Justamente por esse tipo de questão, o recomendável é que a lei evite usar termos e definições muito fluidos, que se alterem com frequência ou mesmo que representem "modismos". No mesmo sentido, sugere-se evitar definições, justamente pela mutabilidade do conhecimento técnico de determinadas áreas.

Isso minora, mas certamente não resolve o problema. Especialmente numa sociedade em constante mutação, verifica-se de forma cada vez mais frequente que palavras antes "aceitáveis" hoje não o são mais. Um exemplo diz respeito à categorização dos povos originários como "silvícolas" (habitantes das selvas), termo que era usado no Código Civil de 1916 e nas Constituições, até 1967. A Constituição de 1988, dentre várias inovações de conteúdo acerca do tema, substituiu a expressão "silvícolas" por "índios" — o que foi um avanço reconhecido pela doutrina da época. Nas próprias audiências públicas da Subcomissão dos Negros, Populações Indígenas, Pessoas Deficientes e Minorias, os constituintes passavam a palavra "ao índio tal", sem que aquilo gerasse constrangimentos. Só que isso foi há (apenas?) 36 anos.

Depois, o Código Civil (Lei nº 10.406, de 10 de janeiro de 2002) também usou o termo "índios" (artigo 4º, parágrafo único). Porém, em 2016, na esteira da reformulação das regras sobre capacidade, o dispositivo foi alterado para usar "indígenas".
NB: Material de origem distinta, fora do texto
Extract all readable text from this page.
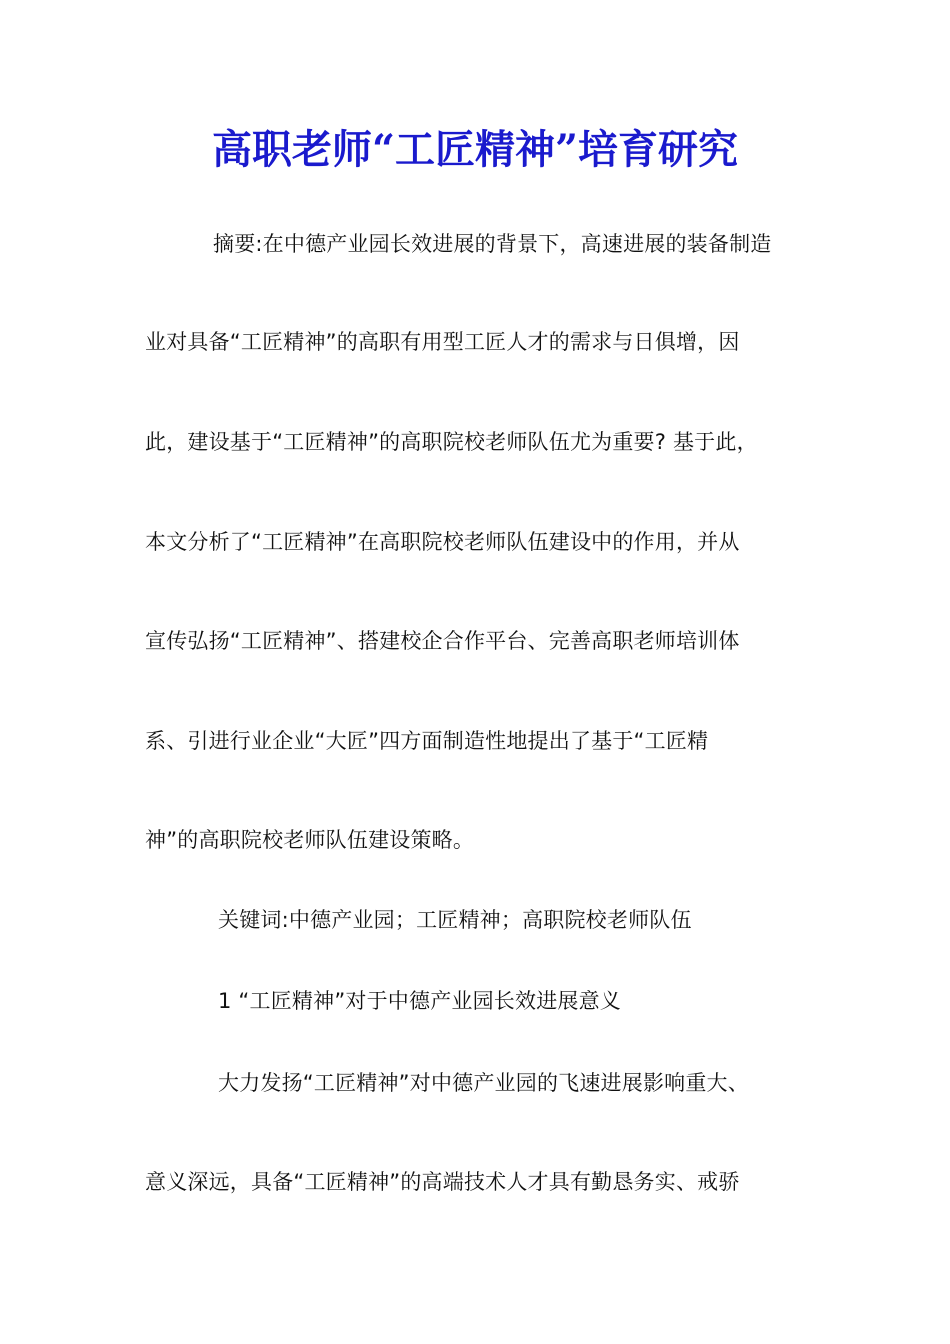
高职老师“工匠精神”培育研究
摘要:在中德产业园长效进展的背景下，高速进展的装备制造
业对具备“工匠精神”的高职有用型工匠人才的需求与日俱增，因
此，建设基于“工匠精神”的高职院校老师队伍尤为重要? 基于此，
本文分析了“工匠精神”在高职院校老师队伍建设中的作用，并从
宣传弘扬“工匠精神”、搭建校企合作平台、完善高职老师培训体
系、引进行业企业“大匠”四方面制造性地提出了基于“工匠精
神”的高职院校老师队伍建设策略。
关键词:中德产业园；工匠精神；高职院校老师队伍
1 “工匠精神”对于中德产业园长效进展意义
大力发扬“工匠精神”对中德产业园的飞速进展影响重大、
意义深远，具备“工匠精神”的高端技术人才具有勤恳务实、戒骄
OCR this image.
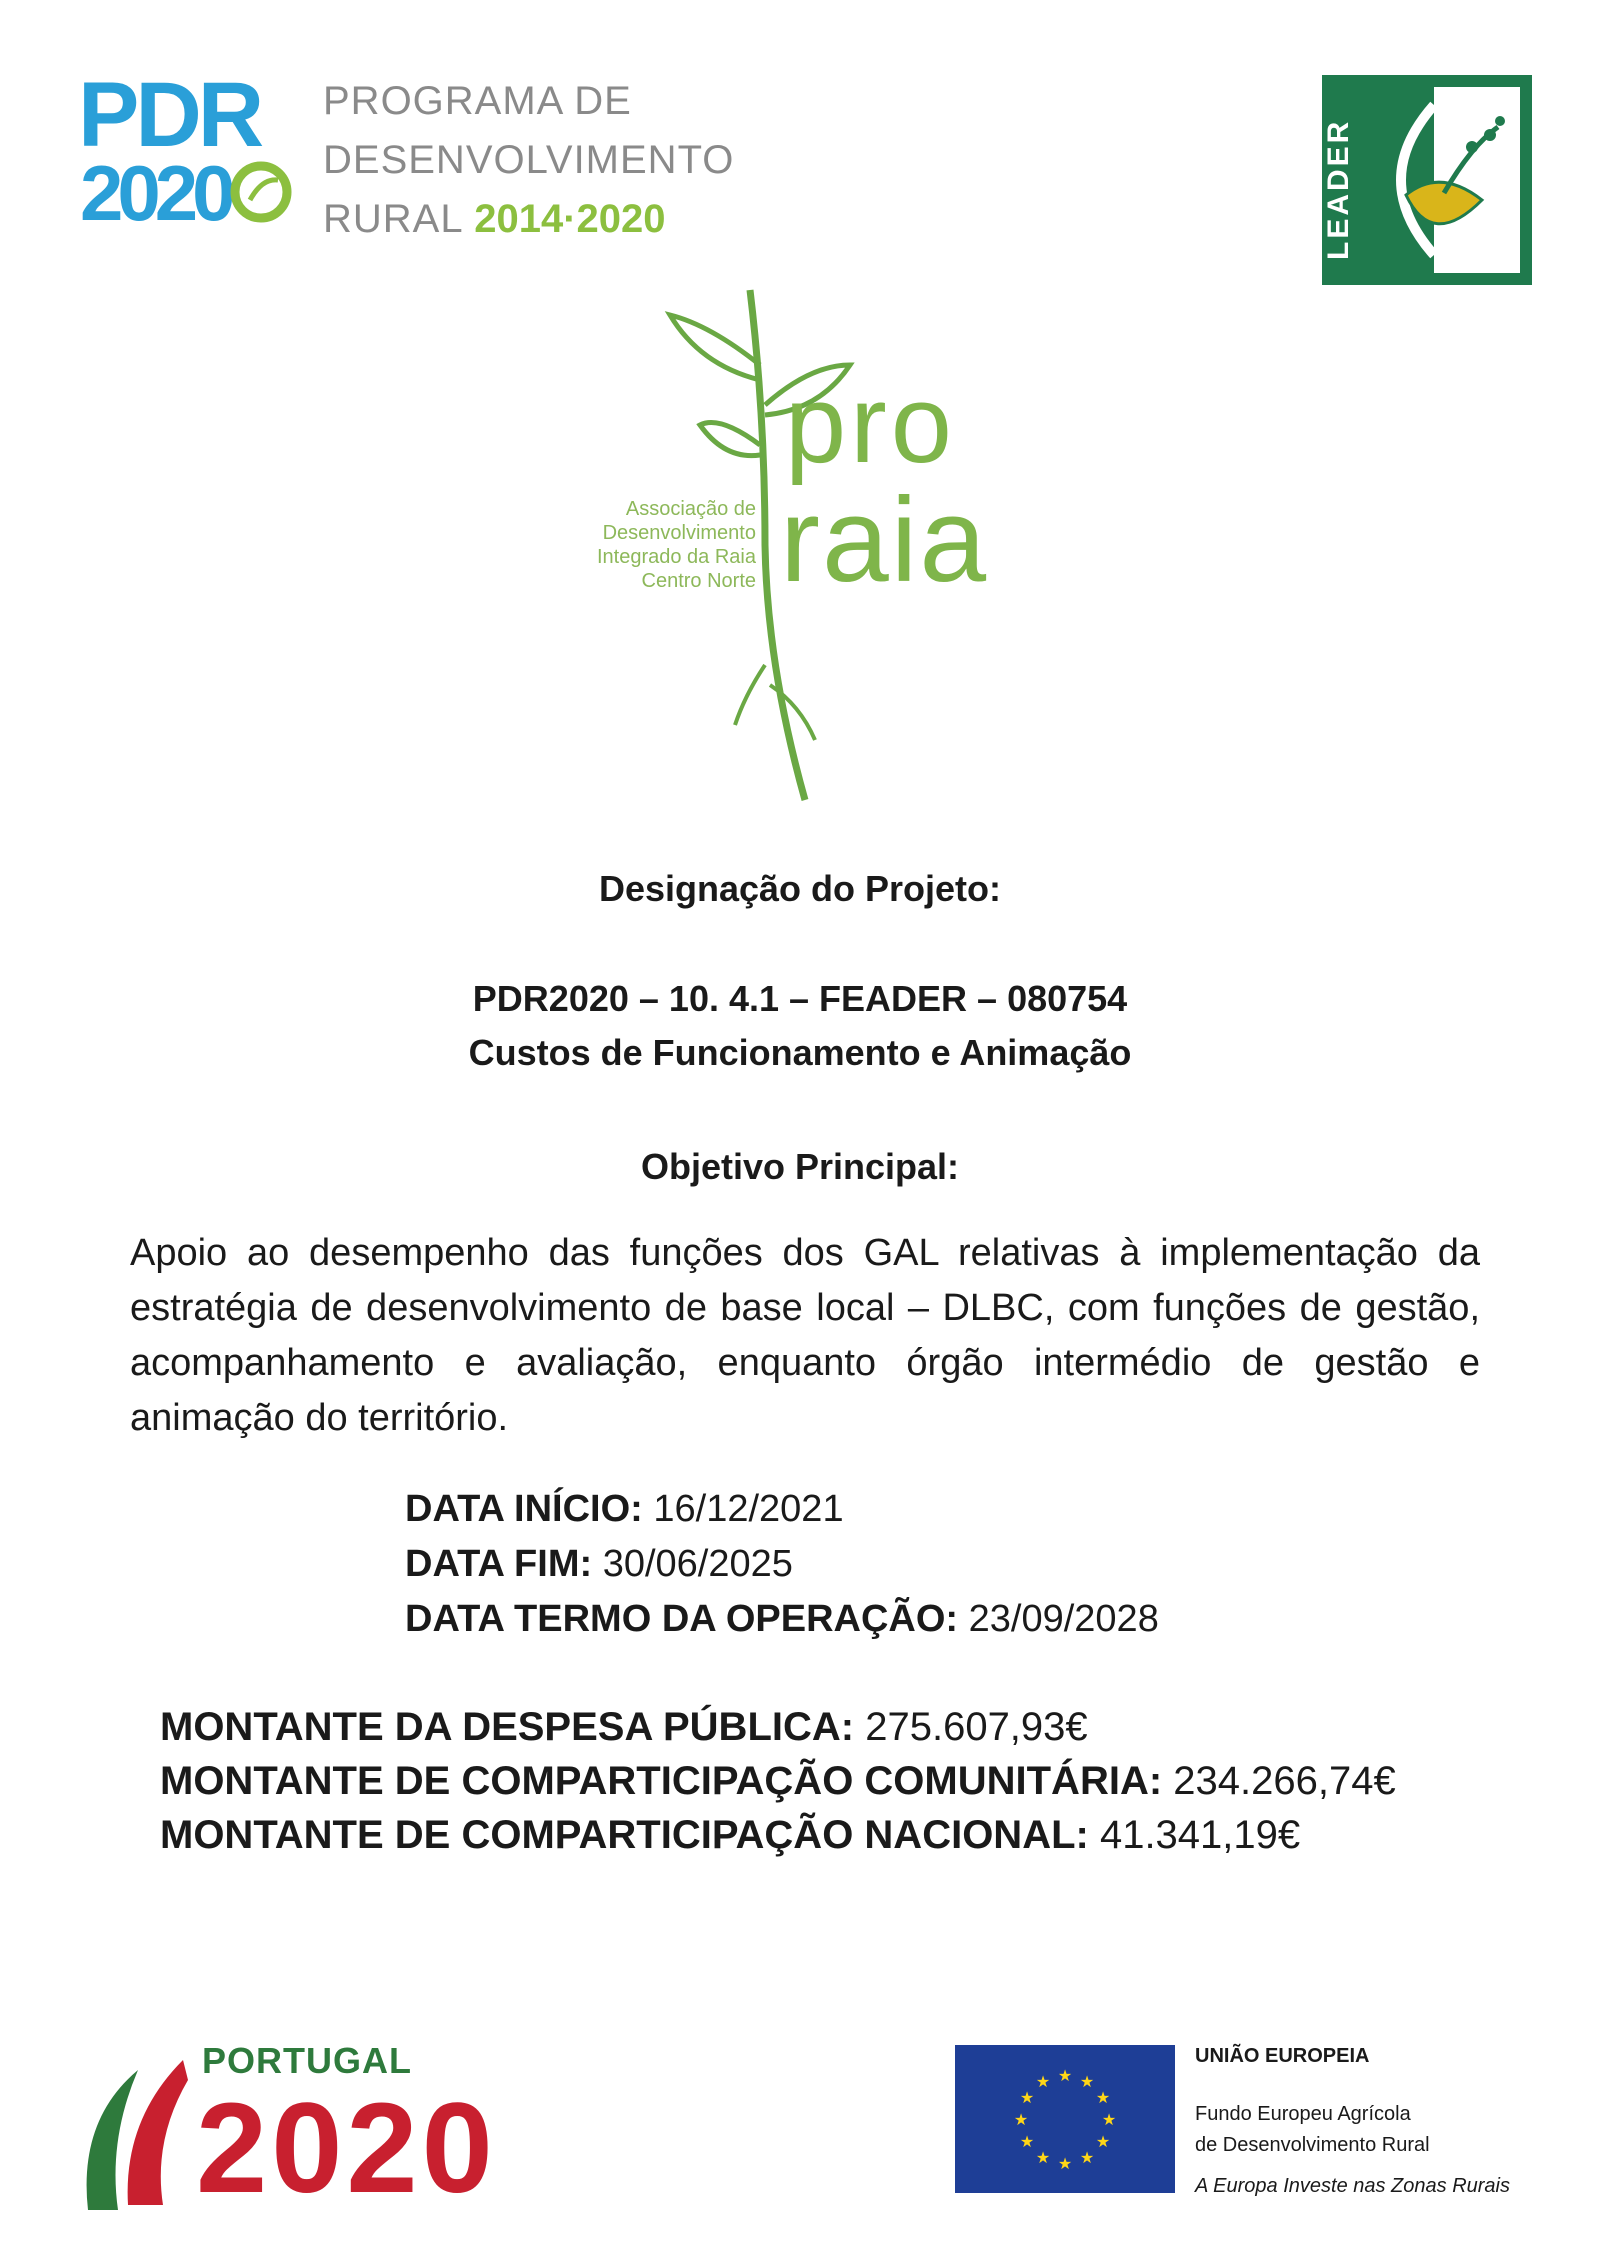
PDR
2020
PROGRAMA DE
DESENVOLVIMENTO
RURAL 2014·2020	LEADER
Associação de
Desenvolvimento
Integrado da Raia
Centro Norte
pro
raia
Designação do Projeto:
PDR2020 – 10. 4.1 – FEADER – 080754
Custos de Funcionamento e Animação
Objetivo Principal:
Apoio ao desempenho das funções dos GAL relativas à implementação da estratégia de desenvolvimento de base local – DLBC, com funções de gestão, acompanhamento e avaliação, enquanto órgão intermédio de gestão e animação do território.
DATA INÍCIO: 16/12/2021
DATA FIM: 30/06/2025
DATA TERMO DA OPERAÇÃO: 23/09/2028
MONTANTE DA DESPESA PÚBLICA: 275.607,93€
MONTANTE DE COMPARTICIPAÇÃO COMUNITÁRIA: 234.266,74€
MONTANTE DE COMPARTICIPAÇÃO NACIONAL: 41.341,19€
PORTUGAL
2020
★ ★
★
★
★
★
★
★
★
★
★
★
UNIÃO EUROPEIA
Fundo Europeu Agrícola
de Desenvolvimento Rural
A Europa Investe nas Zonas Rurais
A discussão ganhou fôlego quando o Projeto de Lei (PL) nº 5.466, de 2019 (de autoria da deputada Joenia Wapichana) propôs alterar o "Dia do Índio" para "Dia dos Povos Indígenas". Aprovado pela Câmara dos Deputados e pelo Senado, o PL foi, contudo, vetado pela Presidência da República, sob o argumento de que a Constituição utiliza a expressão "Dos Índios", para tratar do tema nos artigos 231 e 232. O veto (nº 28, de 2022) foi derrubado pelo Congresso, de modo que foi promulgada a Lei nº 14.402, de 8 de julho de 2022, que "institui o Dia dos Povos Indígenas".

Há quem sustente que a alteração é mais do que meramente simbólica, ou, nas palavras do senador Fabiano Contarato (relator da matéria no Senado):

"O termo 'indígena', que significa 'originário', ou 'nativo de um local específico', é uma forma mais precisa pela qual podemos nos referir aos diversos povos que, desde antes da colonização, vivem nas terras que hoje formam o Brasil. O estereótipo do 'índio' alimenta a discriminação, que, por sua vez, instiga a violência física e o esbulho de terras, hoje constitucionalmente protegidas."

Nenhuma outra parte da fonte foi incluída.